One year after our first Camino together (and my third in general), mentioned in the last #MileStoneExperience, we decided to hit the road again, this time toward Rome. To make it more challenging (and exciting ;) ), we started from Fano, Andrea's home, 330 km from the capital city. Just stepped out of the door and started walking. As you can imagine, there is no official route between those two points, no yellow arrows, no shells which show the way, no albergues for pilgrims. All roads lead to Rome, so also Fano had a consular road, built in 220 BC (Via Flaminia), that once connected the two cities. But now there's no marked path, beside highly congested roads. We had to design our own way, we had to knock to churches and convents gates to find a place to stay for the night, we had to ask people for help. And there are not many things in life more difficult than this one - being vulnerable, ask for help and let the world guide you.
Sometimes we would mistake the way and had to come back few kilometers, as we also avoided to go along main roads. Sometimes we stayed in the tent, but from time to time we needed a shower or at least a water source. In the 11 days of walk, only twice it happened that some priest or nun refused. They were suspicious sometimes at the beginning, thinking for example that we came for money or that they didn't have proper facilities, but once we mentioned we walk to Rome most of them opened their hearts and doors.

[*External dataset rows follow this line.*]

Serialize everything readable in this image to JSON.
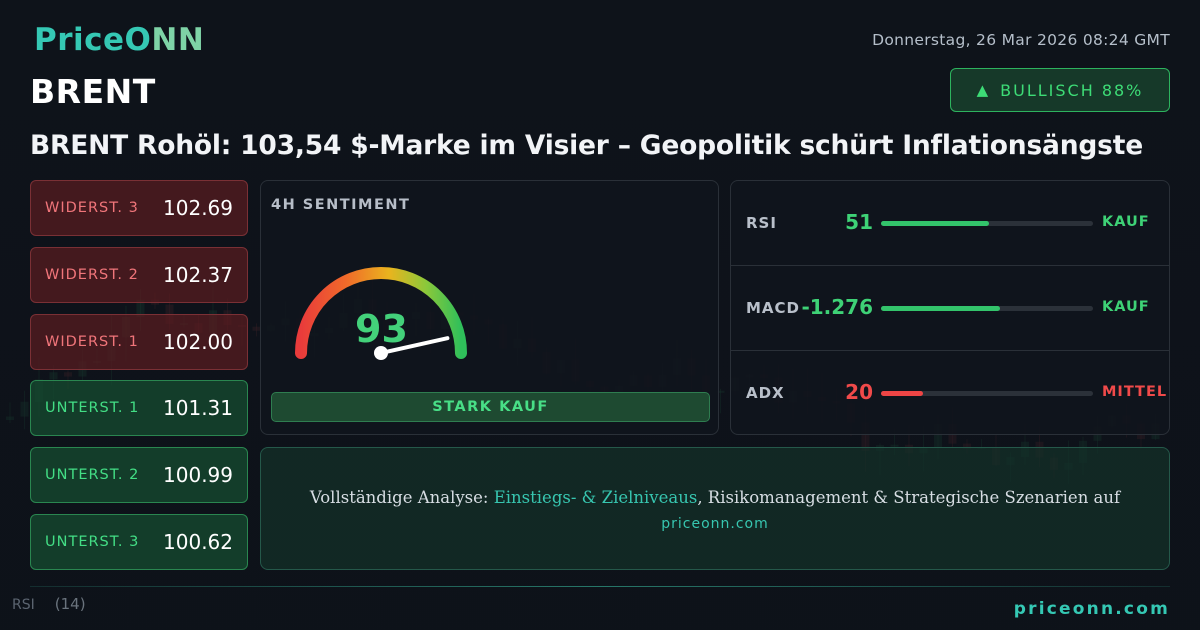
{
  "brand": {
    "name_main": "PriceO",
    "name_accent": "NN"
  },
  "date": "Donnerstag, 26 Mar 2026 08:24 GMT",
  "symbol": "BRENT",
  "bias": {
    "icon": "triangle-up-icon",
    "arrow": "▲",
    "label": "BULLISCH 88%"
  },
  "headline": "BRENT Rohöl: 103,54 $-Marke im Visier – Geopolitik schürt Inflationsängste",
  "levels": [
    {
      "label": "WIDERST. 3",
      "value": "102.69",
      "kind": "resistance"
    },
    {
      "label": "WIDERST. 2",
      "value": "102.37",
      "kind": "resistance"
    },
    {
      "label": "WIDERST. 1",
      "value": "102.00",
      "kind": "resistance"
    },
    {
      "label": "UNTERST. 1",
      "value": "101.31",
      "kind": "support"
    },
    {
      "label": "UNTERST. 2",
      "value": "100.99",
      "kind": "support"
    },
    {
      "label": "UNTERST. 3",
      "value": "100.62",
      "kind": "support"
    }
  ],
  "sentiment": {
    "title": "4H SENTIMENT",
    "score": "93",
    "score_value": 93,
    "score_max": 100,
    "verdict": "STARK KAUF"
  },
  "indicators": [
    {
      "name": "RSI",
      "value": "51",
      "fill": 0.51,
      "signal": "KAUF",
      "tone": "green"
    },
    {
      "name": "MACD",
      "value": "-1.276",
      "fill": 0.56,
      "signal": "KAUF",
      "tone": "green"
    },
    {
      "name": "ADX",
      "value": "20",
      "fill": 0.2,
      "signal": "MITTEL",
      "tone": "red"
    }
  ],
  "cta": {
    "prefix": "Vollständige Analyse: ",
    "highlight": "Einstiegs- & Zielniveaus",
    "suffix": ", Risikomanagement & Strategische Szenarien auf",
    "site": "priceonn.com"
  },
  "background": {
    "rsi_label": "RSI",
    "rsi_period": "(14)"
  },
  "footer": {
    "site": "priceonn.com"
  },
  "colors": {
    "accent": "#35c8b4",
    "bullish": "#3ed276",
    "bearish": "#f04a4a",
    "resistance_bg": "#5a1c20",
    "support_bg": "#164e30"
  }
}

We took quite easy the first "No", anyway, there were other churches in town; the second came in a moment of crisis, we were tired, dirty and quite desperate, as there was no other option at hand. I didn't plan to, but I started to cry in front of the church, simply from tiredness. I knew that one way or another we would manage, but that moment too many emotions clocked up inside and I needed to vent them out. You know, there is a moment of tiredness, both physical and emotional, when nothing else matter, you just start to cry wherever you are, even if there are many people around. And those people at the end convinced the priest to let us in for one night. He let us sleep on the dusty floor of a classroom with access to a sink, and that was more than enough for us.
This Camino was a crucial lesson for us before starting to go around the world. If you want to travel the way we do, completely dive into a culture, staying with local people, there is no way to do it without giving up that sense of control. And it's difficult, every time we start a new journey we need to relearn it. Let things be and trust fate. Make yourself vulnerable. It's not easy. But it's definitely worth it.